Ob auch der FC Karbach bereit ist, die bis zu 5000 Euro aufzubringen, die die „Befreiungsaktion“ kostet, ließ Vorstandsmitglied Otto Väthröder offen. Eine Entscheidung werde der Vorstand gemeinsam treffen. Auch Väthröder erklärte, der Verein werde sich der Störenfriede keinesfalls mit Hilfe von Gift entledigen; schließlich seien Würmer „nützliche Tiere“.
Die Sendung „quer“ mit dem fünfminütigen Beitrag aus Roden und Karbach ist heute um 20.15 Uhr im Bayerischen Fernsehen zu sehen.
Biodyozon
Bis zu sechs Jahre sind Sportplätze, die mit dem Wasser-Biodyozon-Gemisch behandelt wurden, weitgehend wurmfrei, verspricht die Firma Optimax. Wenn die Mixtur in das Erdreich eindringt, verlassen die Regenwürmer innerhalb von weniger als einer Minute ihre Gänge und kommen an die Oberfläche.
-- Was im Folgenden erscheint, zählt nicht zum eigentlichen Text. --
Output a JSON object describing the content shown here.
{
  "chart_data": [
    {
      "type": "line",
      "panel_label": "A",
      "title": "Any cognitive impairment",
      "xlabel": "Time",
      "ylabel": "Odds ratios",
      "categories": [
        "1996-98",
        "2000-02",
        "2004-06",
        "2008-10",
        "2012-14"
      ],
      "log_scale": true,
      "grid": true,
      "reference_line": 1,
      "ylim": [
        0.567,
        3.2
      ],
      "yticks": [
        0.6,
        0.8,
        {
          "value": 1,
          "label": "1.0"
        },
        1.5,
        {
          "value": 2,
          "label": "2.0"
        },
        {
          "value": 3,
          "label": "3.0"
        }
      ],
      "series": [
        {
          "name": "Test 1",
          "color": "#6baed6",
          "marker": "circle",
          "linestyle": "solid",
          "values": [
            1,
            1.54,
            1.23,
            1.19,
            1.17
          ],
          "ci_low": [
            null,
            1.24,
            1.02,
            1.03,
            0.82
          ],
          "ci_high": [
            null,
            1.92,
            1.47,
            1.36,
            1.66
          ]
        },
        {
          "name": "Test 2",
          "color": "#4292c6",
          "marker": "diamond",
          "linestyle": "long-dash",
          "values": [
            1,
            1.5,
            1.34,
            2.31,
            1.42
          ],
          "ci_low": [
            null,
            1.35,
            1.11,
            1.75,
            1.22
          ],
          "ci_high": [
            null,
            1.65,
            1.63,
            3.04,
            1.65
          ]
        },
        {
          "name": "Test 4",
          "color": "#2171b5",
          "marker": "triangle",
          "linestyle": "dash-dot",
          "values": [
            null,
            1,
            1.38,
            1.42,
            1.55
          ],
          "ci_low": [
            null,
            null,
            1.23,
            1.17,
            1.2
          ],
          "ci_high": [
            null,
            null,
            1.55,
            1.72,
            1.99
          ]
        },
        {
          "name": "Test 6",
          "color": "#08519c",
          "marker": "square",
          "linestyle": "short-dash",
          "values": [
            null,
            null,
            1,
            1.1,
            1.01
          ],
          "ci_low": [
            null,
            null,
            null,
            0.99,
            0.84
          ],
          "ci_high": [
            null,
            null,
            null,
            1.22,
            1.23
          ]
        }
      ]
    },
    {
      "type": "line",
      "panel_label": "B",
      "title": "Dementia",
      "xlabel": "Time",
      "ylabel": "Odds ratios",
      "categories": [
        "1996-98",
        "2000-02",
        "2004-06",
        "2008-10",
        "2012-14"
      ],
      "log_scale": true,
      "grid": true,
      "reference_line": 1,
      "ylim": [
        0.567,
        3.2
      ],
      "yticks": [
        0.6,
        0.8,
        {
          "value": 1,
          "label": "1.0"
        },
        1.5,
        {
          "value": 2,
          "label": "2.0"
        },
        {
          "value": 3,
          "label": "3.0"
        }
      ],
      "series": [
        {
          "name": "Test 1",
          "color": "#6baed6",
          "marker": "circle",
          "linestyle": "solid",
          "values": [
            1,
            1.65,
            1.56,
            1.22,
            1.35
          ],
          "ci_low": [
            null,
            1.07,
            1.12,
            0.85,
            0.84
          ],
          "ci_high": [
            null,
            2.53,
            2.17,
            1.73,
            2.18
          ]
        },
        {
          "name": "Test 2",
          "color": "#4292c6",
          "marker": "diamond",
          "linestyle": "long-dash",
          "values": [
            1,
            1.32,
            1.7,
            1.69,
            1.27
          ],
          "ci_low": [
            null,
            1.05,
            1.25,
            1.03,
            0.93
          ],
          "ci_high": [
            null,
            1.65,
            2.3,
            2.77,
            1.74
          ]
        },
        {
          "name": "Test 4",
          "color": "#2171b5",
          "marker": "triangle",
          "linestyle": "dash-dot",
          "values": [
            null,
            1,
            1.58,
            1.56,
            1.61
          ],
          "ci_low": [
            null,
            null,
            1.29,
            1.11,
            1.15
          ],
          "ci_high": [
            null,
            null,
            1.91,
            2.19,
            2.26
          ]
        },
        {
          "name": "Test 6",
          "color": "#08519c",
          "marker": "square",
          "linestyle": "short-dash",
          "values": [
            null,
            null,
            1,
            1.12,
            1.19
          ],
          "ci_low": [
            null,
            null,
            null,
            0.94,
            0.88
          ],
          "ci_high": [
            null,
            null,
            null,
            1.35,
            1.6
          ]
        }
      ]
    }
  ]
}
Werden die Tiere nicht aufgesammelt, ziehen sie sich innerhalb von zehn Minuten wieder zurück. Sobald die ersten Regenwurmhäufchen auftreten, kann mit der Umsiedlung begonnen werden (Frühjahr/Herbst). Bei sachgerechter Anwendung werden zwischen 80 und 90 Prozent der Wurmpopulation aus dem Boden getrieben. Zum Überprüfen, ob der Zeitpunkt günstig ist, kann ein Test mit einer erhöhten Biodyozon-Konzentration auf kleiner Fläche durchgeführt werden.